39. Combination Sum

Given a set of candidate numbers (C) and a target number (T), find all unique combinations in C where the candidate numbers sums to T.

The same repeated number may be chosen from C unlimited number of times.

Note:

• All numbers (including target) will be positive integers.
• The solution set must not contain duplicate combinations.

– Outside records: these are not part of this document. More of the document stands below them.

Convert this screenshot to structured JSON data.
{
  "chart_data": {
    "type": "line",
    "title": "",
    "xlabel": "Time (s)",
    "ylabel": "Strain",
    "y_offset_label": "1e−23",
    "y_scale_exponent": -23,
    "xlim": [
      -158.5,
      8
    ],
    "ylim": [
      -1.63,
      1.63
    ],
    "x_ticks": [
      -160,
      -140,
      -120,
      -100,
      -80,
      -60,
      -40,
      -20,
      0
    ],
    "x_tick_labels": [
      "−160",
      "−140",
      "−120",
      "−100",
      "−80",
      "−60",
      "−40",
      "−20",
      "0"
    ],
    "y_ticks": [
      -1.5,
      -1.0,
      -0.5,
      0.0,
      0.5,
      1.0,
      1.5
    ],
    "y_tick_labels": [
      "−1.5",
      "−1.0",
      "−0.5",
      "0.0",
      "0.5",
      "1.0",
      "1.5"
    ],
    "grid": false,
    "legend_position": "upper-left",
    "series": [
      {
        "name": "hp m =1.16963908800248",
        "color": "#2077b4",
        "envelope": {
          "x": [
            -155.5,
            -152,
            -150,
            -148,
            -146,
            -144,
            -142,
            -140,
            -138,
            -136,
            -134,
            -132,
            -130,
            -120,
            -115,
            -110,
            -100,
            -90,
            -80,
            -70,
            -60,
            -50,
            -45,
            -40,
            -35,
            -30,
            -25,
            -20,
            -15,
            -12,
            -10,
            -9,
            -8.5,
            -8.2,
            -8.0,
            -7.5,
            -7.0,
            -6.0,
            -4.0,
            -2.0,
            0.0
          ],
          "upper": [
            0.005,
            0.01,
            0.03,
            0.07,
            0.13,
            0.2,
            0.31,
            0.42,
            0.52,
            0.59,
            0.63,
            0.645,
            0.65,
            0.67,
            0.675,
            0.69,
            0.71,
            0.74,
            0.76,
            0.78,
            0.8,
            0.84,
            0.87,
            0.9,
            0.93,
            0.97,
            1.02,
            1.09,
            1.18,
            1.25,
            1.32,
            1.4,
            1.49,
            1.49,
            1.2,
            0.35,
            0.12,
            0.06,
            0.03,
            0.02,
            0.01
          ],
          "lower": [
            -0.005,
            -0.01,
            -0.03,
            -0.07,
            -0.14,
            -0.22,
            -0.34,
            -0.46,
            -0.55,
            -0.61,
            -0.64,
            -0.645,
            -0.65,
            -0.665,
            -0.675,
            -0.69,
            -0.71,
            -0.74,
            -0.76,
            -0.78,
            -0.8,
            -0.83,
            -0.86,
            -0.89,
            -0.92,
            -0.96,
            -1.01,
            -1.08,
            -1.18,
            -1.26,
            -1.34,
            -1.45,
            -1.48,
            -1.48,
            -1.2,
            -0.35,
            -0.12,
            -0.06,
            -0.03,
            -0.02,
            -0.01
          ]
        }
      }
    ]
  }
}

For example, given candidate set [2, 3, 6, 7] and target 7, 
A solution set is: 

[
  [7],
  [2, 2, 3]
]
采用深度优先搜索的思想，对于输入candidates=[1,2] ，target=3，遍历的方向如图： 

#include "stdafx.h"

#include <iostream>
#include <vector>
#include <algorithm>

using namespace std;
void helper(int pos, int base, int target, vector<int>& candidates, vector<int>& path, vector<vector<int> >& result)
{
    if (base > target)
        return;
    if (base == target)
    {
        result.push_back(path);
        return;
    }
    for (int i = pos; i < candidates.size(); ++i)
    {
        path.push_back(candidates[i]);
        helper(i, base + candidates[i], target, candidates, path, result);
        path.pop_back();
    }

}
vector<vector<int> > combinationSum(vector<int>& candidates, int target)
{
    vector<vector<int> > result;
    vector<int> path;
    sort(candidates.begin(), candidates.end());
    vector<int>::iterator it = unique(candidates.begin(),candidates.end());
    candidates.erase(it, candidates.end());
    helper(0, 0, target, candidates, path, result);
    return result;
}
int main()
{
    vector<vector<int> > result;
    vector<int> candidates;
    candidates.push_back(2);
    candidates.push_back(2);
    candidates.push_back(3);
    candidates.push_back(7);
    int target = 7;
    result = combinationSum(candidates, target);

    return 0;
}